Bombshell though that may be, the real headline news is the cover teacher they’ve drafted in. Imagine Edward Cullen and Mr Darcy rolled into one. Well, that does not even come close to the glorious gorge-ness of Mr Ben Jagger. And it wasn’t just me who noticed either: the poor guy was nearly knocked to the floor by 11G’s collective fake-eyelash fluttering. Even treat-’em-mean Molly tossed her hair extensions so hard I thought she’d dislocate her neck. (Sadly, no.)
Anyway, Mr Jagger kicked off his lesson with, ‘Right then . . . OK then . . .’ and mucho throat-clearing. But once he’d got past the nerves (understandable given the whole class was eyeing him like a starving dog shown a chop), he was excellent and it was BY MILES the best English lesson I’ve ever had. He’d prepped this interactive video stuff on medieval Verona that was so absolutely brilliant even Thicky Mikaela was mesmerised.
Plus! Not just English, he’s our form tutor too, so pleeenty of opportunities afoot to gaze upon his gorge-ness.
Never thought I would write these words, but I am looking forward to going to school tomorrow!
JANUARY 11TH
Registration was like being backstage at Next Top Model this morning. Obviously, we already had the competitive bulimia and bitching, but Mr Jagger’s sudden appearance has sent the class glamour stakes stratospheric. Some hardcore make-up bag raids were in evidence and I admit I am just as guilty: nearly missed the bus I spent that long trying to de-bush my hair.
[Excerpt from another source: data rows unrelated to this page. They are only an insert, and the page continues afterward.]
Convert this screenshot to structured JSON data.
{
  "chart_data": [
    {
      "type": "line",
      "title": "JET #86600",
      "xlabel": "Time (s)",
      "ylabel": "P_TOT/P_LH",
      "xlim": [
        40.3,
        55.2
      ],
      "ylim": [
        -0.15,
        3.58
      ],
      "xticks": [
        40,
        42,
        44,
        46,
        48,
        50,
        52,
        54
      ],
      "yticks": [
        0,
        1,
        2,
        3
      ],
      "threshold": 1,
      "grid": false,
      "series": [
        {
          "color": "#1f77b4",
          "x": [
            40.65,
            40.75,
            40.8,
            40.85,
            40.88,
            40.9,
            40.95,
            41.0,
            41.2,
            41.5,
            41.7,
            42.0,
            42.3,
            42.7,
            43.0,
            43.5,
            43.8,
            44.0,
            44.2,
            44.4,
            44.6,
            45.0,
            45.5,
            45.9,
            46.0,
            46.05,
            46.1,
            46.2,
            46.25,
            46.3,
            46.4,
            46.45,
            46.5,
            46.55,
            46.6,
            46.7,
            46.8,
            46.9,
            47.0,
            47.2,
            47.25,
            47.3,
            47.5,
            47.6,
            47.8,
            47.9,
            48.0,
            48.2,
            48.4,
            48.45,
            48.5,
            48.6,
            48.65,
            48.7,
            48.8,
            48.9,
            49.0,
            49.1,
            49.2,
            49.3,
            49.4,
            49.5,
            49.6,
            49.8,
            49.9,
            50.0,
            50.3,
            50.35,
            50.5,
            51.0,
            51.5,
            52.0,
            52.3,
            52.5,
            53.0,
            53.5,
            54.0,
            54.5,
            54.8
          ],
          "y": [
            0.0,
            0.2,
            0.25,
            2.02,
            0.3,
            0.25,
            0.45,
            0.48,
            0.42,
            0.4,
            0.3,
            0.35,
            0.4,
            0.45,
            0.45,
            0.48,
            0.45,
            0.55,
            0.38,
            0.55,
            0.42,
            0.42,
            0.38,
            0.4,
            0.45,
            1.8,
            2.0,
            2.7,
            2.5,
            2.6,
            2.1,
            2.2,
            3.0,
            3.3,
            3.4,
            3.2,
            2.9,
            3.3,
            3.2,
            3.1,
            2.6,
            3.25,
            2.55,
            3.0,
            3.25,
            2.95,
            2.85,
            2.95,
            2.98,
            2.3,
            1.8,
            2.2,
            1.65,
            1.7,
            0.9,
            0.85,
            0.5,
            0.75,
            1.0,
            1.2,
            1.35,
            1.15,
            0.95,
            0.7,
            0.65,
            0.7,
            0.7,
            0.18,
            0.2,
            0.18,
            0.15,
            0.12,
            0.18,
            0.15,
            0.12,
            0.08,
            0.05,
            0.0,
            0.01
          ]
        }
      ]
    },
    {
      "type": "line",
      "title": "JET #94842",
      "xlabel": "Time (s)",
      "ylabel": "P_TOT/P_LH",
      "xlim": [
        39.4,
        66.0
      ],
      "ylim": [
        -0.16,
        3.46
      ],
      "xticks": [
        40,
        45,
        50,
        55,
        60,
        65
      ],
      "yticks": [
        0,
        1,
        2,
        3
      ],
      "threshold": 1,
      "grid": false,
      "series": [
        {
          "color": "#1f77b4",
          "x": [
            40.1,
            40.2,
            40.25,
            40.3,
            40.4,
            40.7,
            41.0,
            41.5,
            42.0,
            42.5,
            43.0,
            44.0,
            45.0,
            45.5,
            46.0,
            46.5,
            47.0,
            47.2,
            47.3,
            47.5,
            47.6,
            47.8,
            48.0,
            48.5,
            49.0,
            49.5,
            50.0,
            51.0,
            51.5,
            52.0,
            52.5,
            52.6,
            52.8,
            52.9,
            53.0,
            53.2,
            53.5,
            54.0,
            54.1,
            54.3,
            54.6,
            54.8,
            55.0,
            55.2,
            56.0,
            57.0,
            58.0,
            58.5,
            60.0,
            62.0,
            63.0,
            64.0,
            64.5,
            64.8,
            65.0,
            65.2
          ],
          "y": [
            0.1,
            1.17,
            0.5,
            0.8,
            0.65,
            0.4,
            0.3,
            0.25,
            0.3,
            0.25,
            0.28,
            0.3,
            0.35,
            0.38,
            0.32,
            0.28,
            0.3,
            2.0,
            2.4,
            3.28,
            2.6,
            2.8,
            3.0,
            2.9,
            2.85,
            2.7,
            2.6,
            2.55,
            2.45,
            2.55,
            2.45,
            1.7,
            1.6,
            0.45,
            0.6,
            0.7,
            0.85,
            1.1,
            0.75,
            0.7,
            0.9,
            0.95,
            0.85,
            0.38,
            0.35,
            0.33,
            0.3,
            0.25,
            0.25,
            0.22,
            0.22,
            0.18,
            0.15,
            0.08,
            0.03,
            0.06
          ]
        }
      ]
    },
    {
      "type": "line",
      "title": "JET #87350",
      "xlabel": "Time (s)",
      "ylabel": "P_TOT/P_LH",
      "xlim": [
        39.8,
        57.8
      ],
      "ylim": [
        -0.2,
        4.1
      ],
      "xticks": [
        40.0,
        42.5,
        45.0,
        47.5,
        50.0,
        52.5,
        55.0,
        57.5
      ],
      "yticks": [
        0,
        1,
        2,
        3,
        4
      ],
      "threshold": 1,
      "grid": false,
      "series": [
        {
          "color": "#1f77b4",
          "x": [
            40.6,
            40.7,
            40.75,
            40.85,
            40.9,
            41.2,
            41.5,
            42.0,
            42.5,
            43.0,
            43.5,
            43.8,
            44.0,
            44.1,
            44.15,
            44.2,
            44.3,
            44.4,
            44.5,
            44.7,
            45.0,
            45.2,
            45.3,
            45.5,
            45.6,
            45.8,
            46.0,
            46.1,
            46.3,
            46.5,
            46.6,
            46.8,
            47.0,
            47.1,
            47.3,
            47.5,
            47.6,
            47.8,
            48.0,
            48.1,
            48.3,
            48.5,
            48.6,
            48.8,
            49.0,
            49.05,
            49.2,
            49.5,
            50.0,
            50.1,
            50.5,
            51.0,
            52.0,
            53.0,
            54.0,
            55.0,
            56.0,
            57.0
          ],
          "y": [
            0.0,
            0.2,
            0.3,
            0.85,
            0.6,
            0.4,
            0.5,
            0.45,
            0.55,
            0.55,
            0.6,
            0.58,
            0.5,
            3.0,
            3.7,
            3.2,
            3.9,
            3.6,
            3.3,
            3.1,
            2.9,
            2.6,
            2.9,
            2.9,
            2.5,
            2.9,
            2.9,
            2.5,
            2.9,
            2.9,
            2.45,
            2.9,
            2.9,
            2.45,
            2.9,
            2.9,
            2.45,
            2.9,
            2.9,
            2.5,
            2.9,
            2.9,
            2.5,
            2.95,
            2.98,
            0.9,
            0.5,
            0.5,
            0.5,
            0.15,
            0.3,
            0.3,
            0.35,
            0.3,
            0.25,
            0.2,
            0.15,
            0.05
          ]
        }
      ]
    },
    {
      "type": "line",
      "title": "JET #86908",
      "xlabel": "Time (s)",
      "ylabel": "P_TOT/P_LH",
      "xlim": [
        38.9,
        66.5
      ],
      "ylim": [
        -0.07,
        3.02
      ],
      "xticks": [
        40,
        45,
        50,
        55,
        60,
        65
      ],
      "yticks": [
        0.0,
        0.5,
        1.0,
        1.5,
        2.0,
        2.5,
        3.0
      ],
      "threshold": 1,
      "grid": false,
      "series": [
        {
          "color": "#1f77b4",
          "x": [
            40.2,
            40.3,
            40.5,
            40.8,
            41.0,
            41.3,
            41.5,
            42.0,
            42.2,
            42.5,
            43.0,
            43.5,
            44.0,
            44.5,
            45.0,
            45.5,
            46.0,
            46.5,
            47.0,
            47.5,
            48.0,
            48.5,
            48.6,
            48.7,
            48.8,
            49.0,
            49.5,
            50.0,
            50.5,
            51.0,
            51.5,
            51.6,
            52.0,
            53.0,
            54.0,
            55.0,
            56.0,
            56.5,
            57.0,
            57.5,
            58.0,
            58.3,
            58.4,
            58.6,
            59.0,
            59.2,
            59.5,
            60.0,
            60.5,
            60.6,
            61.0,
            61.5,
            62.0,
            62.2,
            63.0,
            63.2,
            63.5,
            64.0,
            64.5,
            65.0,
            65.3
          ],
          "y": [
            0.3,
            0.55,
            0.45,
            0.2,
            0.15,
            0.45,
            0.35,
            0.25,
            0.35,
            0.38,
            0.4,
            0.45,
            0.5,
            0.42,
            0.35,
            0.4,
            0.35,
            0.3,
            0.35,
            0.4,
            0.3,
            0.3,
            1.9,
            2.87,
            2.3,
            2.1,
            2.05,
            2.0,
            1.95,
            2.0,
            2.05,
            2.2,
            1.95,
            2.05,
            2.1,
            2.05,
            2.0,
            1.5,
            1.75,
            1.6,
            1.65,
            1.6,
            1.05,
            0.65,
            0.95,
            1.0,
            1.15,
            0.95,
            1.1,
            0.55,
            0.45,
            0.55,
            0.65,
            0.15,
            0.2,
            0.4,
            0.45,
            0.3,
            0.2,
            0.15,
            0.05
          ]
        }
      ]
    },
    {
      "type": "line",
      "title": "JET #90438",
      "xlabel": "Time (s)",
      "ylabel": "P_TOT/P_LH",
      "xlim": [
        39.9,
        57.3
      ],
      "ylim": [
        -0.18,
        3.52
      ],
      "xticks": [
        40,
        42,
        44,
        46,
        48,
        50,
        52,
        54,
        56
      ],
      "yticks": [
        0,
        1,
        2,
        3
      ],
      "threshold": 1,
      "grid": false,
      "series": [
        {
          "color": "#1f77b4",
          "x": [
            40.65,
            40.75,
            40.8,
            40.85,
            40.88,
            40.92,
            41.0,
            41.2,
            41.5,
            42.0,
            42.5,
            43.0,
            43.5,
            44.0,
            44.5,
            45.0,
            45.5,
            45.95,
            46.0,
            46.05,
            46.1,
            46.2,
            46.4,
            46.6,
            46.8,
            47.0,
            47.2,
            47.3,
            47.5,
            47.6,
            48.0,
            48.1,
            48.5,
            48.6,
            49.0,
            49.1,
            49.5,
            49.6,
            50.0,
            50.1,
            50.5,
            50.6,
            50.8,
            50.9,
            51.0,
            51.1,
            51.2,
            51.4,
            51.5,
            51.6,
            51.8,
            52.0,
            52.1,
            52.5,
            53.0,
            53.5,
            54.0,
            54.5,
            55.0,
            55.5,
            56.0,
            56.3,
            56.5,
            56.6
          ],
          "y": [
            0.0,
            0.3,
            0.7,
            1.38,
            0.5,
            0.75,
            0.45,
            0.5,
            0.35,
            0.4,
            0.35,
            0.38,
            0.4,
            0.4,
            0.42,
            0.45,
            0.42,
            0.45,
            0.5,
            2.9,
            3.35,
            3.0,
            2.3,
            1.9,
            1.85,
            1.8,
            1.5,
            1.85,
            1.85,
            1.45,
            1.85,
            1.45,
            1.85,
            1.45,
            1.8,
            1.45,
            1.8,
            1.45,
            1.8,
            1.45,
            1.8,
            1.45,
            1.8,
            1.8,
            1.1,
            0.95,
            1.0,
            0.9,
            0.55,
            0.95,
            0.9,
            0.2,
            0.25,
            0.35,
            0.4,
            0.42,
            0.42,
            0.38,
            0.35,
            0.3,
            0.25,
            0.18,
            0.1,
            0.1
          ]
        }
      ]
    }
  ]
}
Honestly, he could be a top model himself. Tall, but not gangly stick-insect-esque like me, more sporty and fit, with floppy boy-band hair doing a cool this-is-just-the-way-it-goes vibe, not a posing-in-front-of-the-mirror style. His eyes are amazing too, light green with brown flecks in (think so anyway – I need to confirm via a closer look) and a tan like he spends his summers on a surfboard somewhere exotic.
He belongs on a catwalk or the set of an Australian soap. Definitely not in a classroom filled with drooling girls. No exaggeration, the whole school is Jagger-struck.
Mr Jagger, Sir: you are a bucketload of glitter sprinkled on a cowpat and you don’t even know it. In fact, today you performed possibly the greatest miracle of the twenty-first century: your presence made a day at Huddersfield Girls’ High School pleasant.
Well, almost pleasant anyway, because the ‘your mum’s a scrubber’ comments kept coming thick and fast. (But since Mikaela started it, mainly thick. Ha ha.)